Franck Kita, commentant la seconde remontée de Nantes en Ligue 1, fixait l'objectif de maintenir le navire dans le top 10 dans les cinq années suivantes. En six exercices, il s'est hissé dans 50% des cas dans la première moitié du tableau – en tenant compte du classement sportif pour la saison 2013-2014 et non administratif –. Pas de quoi se pavoiser. Pas de quoi rougir non plus. Ce qui est inquiétant à la lecture des chiffres, c'est que le club, qui n'a jamais été en mesure de remporter un trophée, n'a guère effleuré une compétition européenne par le biais du championnat. En 2016-2017, les hommes de Conceiçao se sont maintenus au septième rang, le plus haut depuis 2003-2004. Pourtant, ils ont été distancés de huit points par son devancier, l'ennemi bordelais, éliminé sans gloire au troisième tour des qualifications de la C3 par... Videoton. En Gironde, on en rigole encore. À contrario, le spectre d'une descente n'a jamais non plus ombré dans les grandes largeurs un club traumatisé par deux camouflets consécutifs dans l'élite. Il y a bien eu des crises sportives – sous Girard et Cardoso – mais Nantes a toujours su se mettre aux abris à plusieurs journées du terme.

Ainsi, c'est la pâleur de saisons inodores et sirupeuses qui a progressivement amené ce climat délétère à la Jonelière, un sentiment d'échec sur toute la ligne. Et le ressenti est bien plus consommé quand la jalousie – en rouge et noir – vient compléter une mixture qui n'a jamais été au goût d'un public qui fuit progressivement le stade. Les abonnements s'amincissent de saison en saison même si l'affluence a connu une première recrudescence depuis quatre ans lors de cet exercice 2017-2018 (hausse moyenne de 6% d'une année sur l'autre.)

Les années 20, fin de la piquette ?

Pour autant, le sportif n'est même pas le premier facteur de colère et de rogne qui résonne depuis des années dans une enceinte théâtre de beaucoup de succès nantais et nationaux depuis trente-cinq ans. Si la Brigade Loire multiplie les appels à la démission, c'est parce qu'elle juge que la direction baffoue l'ADN du FCN, qu'elle éparpille façon puzzle une identité émiétée par des relents de modernisme et de changements à tout-va.

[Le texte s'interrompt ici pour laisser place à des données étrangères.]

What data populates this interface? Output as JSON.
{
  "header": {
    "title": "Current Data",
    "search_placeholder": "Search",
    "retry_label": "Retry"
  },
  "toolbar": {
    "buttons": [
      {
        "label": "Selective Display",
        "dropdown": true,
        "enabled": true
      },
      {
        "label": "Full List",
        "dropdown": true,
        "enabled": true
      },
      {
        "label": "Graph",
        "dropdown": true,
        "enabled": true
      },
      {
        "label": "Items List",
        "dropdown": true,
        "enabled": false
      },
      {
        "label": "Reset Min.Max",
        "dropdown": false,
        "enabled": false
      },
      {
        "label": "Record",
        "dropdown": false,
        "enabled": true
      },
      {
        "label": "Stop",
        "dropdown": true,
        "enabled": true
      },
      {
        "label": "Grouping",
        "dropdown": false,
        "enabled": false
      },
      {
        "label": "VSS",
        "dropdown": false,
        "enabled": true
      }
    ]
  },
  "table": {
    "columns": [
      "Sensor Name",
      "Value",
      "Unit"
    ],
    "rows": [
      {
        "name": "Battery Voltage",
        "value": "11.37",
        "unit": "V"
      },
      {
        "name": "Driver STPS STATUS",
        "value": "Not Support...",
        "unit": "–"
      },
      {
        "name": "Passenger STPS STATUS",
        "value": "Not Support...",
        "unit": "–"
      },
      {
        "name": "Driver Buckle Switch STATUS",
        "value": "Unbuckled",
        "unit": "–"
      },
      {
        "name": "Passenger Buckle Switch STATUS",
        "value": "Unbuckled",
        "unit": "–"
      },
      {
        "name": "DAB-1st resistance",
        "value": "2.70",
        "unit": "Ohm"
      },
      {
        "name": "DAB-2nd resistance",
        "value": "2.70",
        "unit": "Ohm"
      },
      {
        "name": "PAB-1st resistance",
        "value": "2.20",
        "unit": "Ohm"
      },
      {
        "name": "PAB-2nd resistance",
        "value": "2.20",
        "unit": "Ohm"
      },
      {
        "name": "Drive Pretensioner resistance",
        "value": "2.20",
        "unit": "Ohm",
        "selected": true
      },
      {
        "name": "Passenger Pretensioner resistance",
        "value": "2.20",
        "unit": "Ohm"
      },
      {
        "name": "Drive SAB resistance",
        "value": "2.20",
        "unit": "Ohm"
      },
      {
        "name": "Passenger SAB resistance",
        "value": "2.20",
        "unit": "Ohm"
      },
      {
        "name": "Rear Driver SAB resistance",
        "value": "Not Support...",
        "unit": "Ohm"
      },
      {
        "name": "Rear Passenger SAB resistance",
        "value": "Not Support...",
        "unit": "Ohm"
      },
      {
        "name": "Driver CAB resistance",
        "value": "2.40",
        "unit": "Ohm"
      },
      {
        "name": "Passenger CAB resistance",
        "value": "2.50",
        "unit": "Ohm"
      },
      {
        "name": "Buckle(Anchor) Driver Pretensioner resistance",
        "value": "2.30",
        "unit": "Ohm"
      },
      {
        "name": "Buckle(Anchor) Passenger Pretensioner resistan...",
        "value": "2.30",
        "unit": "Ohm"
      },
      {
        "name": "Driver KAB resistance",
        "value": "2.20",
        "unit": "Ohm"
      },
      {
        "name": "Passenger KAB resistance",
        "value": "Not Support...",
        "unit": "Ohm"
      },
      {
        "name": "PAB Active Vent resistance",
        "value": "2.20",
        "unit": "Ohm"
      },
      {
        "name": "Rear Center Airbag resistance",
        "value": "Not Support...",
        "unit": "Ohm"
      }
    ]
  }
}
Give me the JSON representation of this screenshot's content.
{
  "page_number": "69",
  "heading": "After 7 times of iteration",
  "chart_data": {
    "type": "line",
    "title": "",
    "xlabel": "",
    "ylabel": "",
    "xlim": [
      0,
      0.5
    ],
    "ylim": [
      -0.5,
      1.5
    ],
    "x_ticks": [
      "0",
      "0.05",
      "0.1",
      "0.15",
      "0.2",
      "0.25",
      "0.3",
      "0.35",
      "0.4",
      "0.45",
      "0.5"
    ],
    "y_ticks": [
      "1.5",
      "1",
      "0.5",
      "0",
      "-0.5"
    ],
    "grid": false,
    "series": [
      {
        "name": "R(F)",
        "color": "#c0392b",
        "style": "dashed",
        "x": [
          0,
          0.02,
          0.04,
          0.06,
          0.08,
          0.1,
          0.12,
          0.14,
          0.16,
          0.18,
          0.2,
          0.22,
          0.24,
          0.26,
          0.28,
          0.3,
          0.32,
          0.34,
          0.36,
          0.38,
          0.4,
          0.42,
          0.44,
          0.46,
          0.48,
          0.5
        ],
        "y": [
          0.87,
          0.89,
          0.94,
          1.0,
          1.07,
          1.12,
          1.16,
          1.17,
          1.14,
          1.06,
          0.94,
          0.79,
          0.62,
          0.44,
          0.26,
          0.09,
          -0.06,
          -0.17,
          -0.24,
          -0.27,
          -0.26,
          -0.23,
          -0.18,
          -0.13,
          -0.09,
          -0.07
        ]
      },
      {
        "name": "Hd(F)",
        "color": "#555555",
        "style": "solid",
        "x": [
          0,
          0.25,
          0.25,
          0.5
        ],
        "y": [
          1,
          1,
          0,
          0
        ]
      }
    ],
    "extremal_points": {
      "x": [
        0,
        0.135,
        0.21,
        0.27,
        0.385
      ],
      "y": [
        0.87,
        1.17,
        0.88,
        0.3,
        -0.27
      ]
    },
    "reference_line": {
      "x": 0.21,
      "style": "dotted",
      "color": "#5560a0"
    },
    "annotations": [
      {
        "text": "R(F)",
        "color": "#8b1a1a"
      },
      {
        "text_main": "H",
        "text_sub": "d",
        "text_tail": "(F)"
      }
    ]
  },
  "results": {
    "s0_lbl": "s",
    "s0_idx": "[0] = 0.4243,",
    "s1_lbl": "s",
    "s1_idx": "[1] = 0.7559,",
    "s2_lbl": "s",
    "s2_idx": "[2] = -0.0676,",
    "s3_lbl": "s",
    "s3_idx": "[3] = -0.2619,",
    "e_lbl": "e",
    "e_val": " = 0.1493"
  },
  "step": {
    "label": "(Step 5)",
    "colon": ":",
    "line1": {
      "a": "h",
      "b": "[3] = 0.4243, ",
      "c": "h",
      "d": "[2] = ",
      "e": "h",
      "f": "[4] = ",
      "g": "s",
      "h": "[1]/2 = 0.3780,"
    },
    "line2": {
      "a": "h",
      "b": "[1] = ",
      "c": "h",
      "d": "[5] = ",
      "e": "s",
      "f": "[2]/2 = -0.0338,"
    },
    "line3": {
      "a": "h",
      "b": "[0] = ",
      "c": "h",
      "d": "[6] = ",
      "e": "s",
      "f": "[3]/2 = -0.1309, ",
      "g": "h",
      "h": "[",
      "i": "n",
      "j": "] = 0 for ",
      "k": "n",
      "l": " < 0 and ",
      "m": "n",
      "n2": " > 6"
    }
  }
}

C'est en ce sens que cette décennie « Kitanesque » en consommation d'entraîneurs, onze sur les dix dernières années, symbolise un paradoxe permanant et brouille la visibilité d'un projet bien précaire aux yeux de beaucoup. Julien Sorel s'est empêtré entre son admiration pour Napoléon et le clergé ; les Kita entre leurs envies de grandeur, de démesure – sans parler d'anatomie – pour gager une dimension nouvelle grâce à des infrastructures chatoyantes, et leur mutisme religieux dans le progrès sportif du club : en cause, une politique profondément instable et un recrutement qui s'est jaugé à travers une partie de roulette. Noir ou rouge. Rouge ou noir. C'est même une roulette russe qu'ont engagé les Kita en s'apprêtant à vendre le club au printemps à un fonds d'investissement qui s'est avéré dilettant et de nature périlleuse pour la pérénité de l'octuple champion de France.

Les années 2010 se referment, laissons les années 20 prospérer, elles pourraient bonifier des Kita cueillis froidement dans le vignoble nantais. Après tout, Julien Sorel était un homme romantique et sentimental. Qui sait si la greffe ne prendra pas un jour entre l'ensemble des supporters et celui pour qui « avoir un beau sexe » (appeal) est si important.